Photo: J. Albert Diaz/ALM

Mckenzie Cross

Staff

Judge Ginger Lerner-Wren is a judge in the criminal circuit division court in Broward County Florida and is setting forth a reaction across the United States to help and understand the mentally ill. Lerner-Wren graduated with her J.D degree from the Nova Southeastern law center. She started her career as a commercial real estate and general practice lawyer. She then moved on to serve as a PAIMI lawyer (Protection and Advocacy for Individuals with Mental Illness) in the 17th judicial court. With her experience as a PAIMI lawyer and her understanding of mental illness, it was to no surprise when Chief Judge Dale Ross made her the head of the newly formed Mental Health Court. Although she was only 37 and had been a judge for only one year, she took the role, and from that moment on, the view on mental health cases has changed. This choice would prove to be a good one as she went on to help pave the way for other courts to follow. Dale Ross stated “When you are blazing the path, when there is no blueprint, you have to make hundreds of decisions every day. As far as I can tell, she took something that never was and made it into something that everybody wants. And that’s amazing.”

The idea and construction of the court stemmed from the highly publicized case of Aaron Wynn. When Wynn was only eighteen years old, he was involved in a car accident that caused brain damage. After the accident, he portrayed violent behavior. Although his parents tried to receive help, they were never granted it by the government. Later Wynn had a violent outbreak and pushed an 85- year-old woman. Unfortunately, she fell, hit her head, and sadly died. He was then charged with manslaughter. However, he was deemed unfit to stand trial. It was the heartbreak of this case that led to a Judicial report in 1994. The report disclosed that 10,000 mentally ill citizens were jailed annually. Nonetheless, they were not receiving any mental health treatment.

Things changed however when Judge Lerner- Wren stepped up to the plate. Since 2000, she has redirected over twenty- thousand mental illness cases from going to jail and instead helped to find them a safe place where they can be treated and helped. “It’s the matter of humanizing the law, when you do that, the … forces in the courtroom shift” she stated. Her compassion for people within her court is astounding that what makes her such a great judge. She said that even if things did not work with the newly formed court, she needed families to know that there was someone fighting against the harsh injustice of courts when it came to the mentally ill. “We have an abiding belief in recovery,” she said. “People diagnosed with mental health conditions have the capacity to pursue their dreams and their professional lives. They deserve dignity and are entitled to the full breadth of their legal rights under the law. Every individual has worth and should have the opportunity to reach their human potential in this life within the community” these words gave hope to families and hope into a new court system.

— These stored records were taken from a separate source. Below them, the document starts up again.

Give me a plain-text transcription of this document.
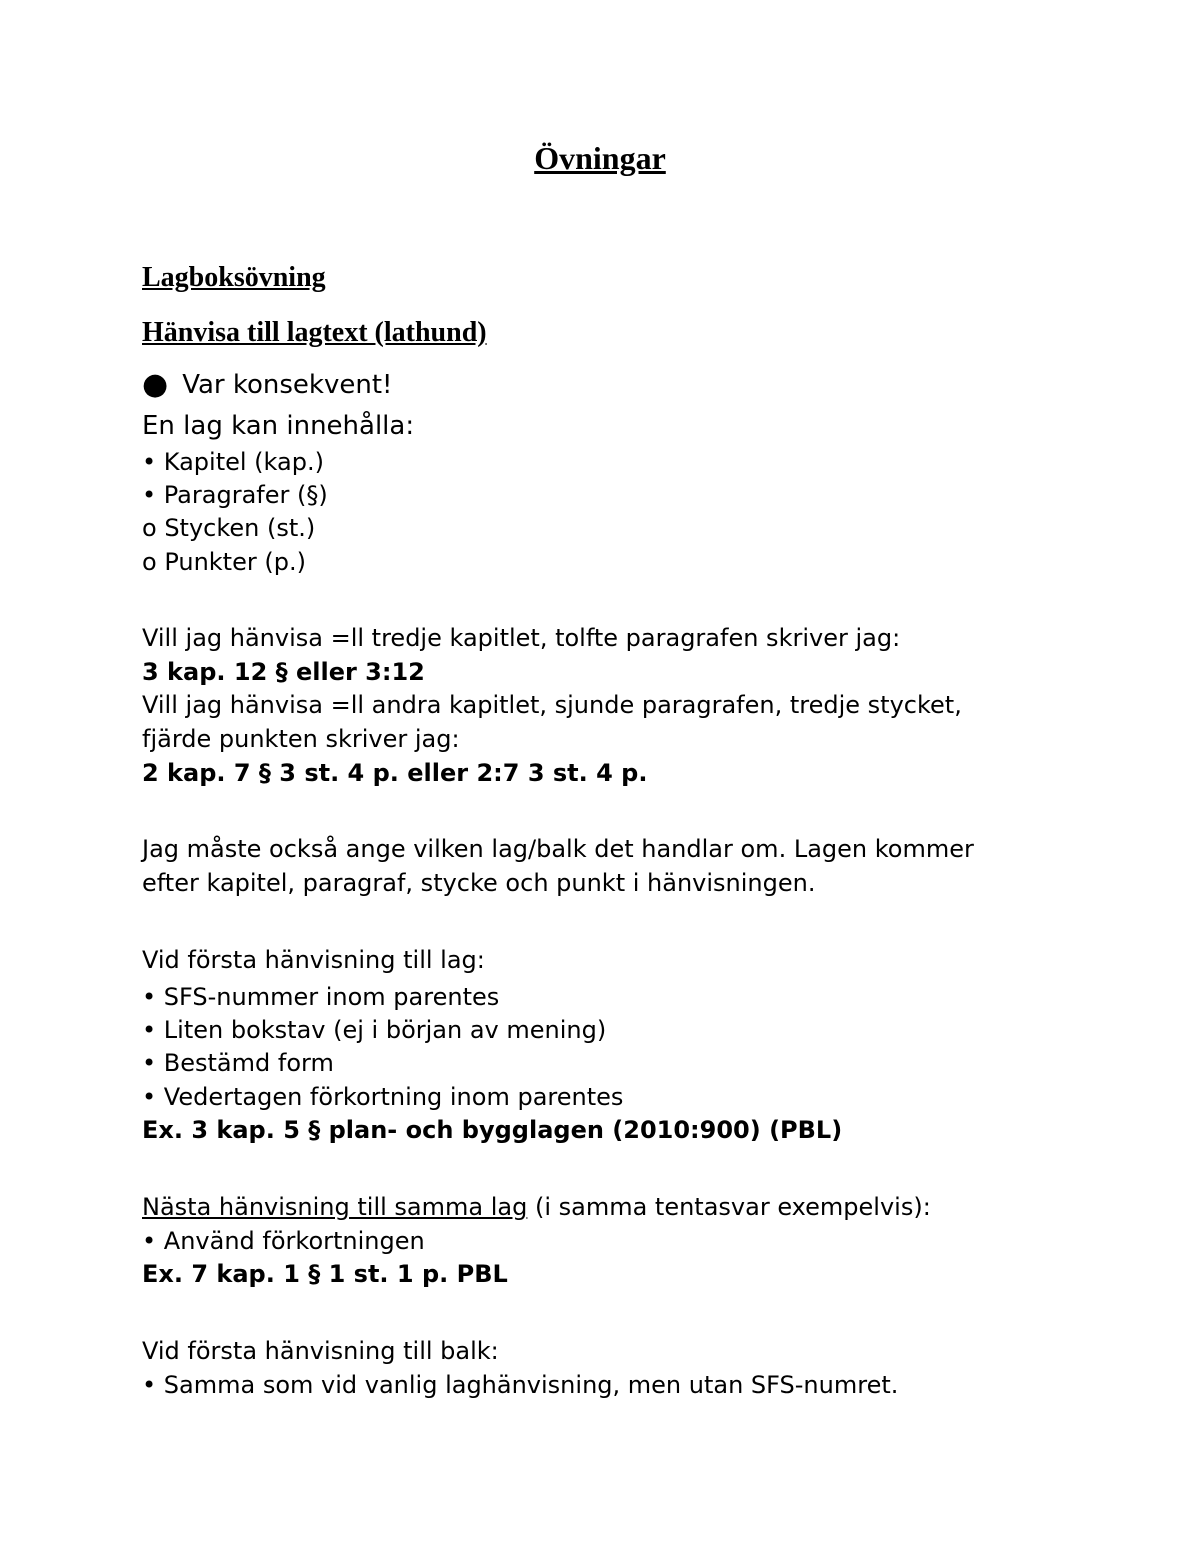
Övningar
Lagboksövning
Hänvisa till lagtext (lathund)
● Var konsekvent!
En lag kan innehålla:
• Kapitel (kap.)
• Paragrafer (§)
o Stycken (st.)
o Punkter (p.)
Vill jag hänvisa =ll tredje kapitlet, tolfte paragrafen skriver jag:
3 kap. 12 § eller 3:12
Vill jag hänvisa =ll andra kapitlet, sjunde paragrafen, tredje stycket,
fjärde punkten skriver jag:
2 kap. 7 § 3 st. 4 p. eller 2:7 3 st. 4 p.
Jag måste också ange vilken lag/balk det handlar om. Lagen kommer
efter kapitel, paragraf, stycke och punkt i hänvisningen.
Vid första hänvisning till lag:
• SFS-nummer inom parentes
• Liten bokstav (ej i början av mening)
• Bestämd form
• Vedertagen förkortning inom parentes
Ex. 3 kap. 5 § plan- och bygglagen (2010:900) (PBL)
Nästa hänvisning till samma lag (i samma tentasvar exempelvis):
• Använd förkortningen
Ex. 7 kap. 1 § 1 st. 1 p. PBL
Vid första hänvisning till balk:
• Samma som vid vanlig laghänvisning, men utan SFS-numret.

Lerner-Wren also wrote a book to bring awareness to the court titled, “A Court of Refuge“. Within the book, she focuses on different cases that she presided on throughout her time as the Mental Health Court Judge and shows the growth of the court from the beginning to helping tens of thousands of people. She is also an international public speaker in hopes of reaching more people and growing this type of court division. She has even been awarded multiple times. Some of her more prestigious awards include the Justice Leadership Award in 2013, the Humanitarian of the Year in 2000, and that same year she received the Children’s Advocate Award.

Throughout all of her hard work, she has remained focused on bettering the lives of those in need. The Broward’s Court could not have picked a more focus, determined woman. Families put their trust into her everyday, and she never lets them down. “My time spent at the state hospital working on behalf of the residents there, that was a difficult tour of duty,” she said. “This is a healing tour of duty.”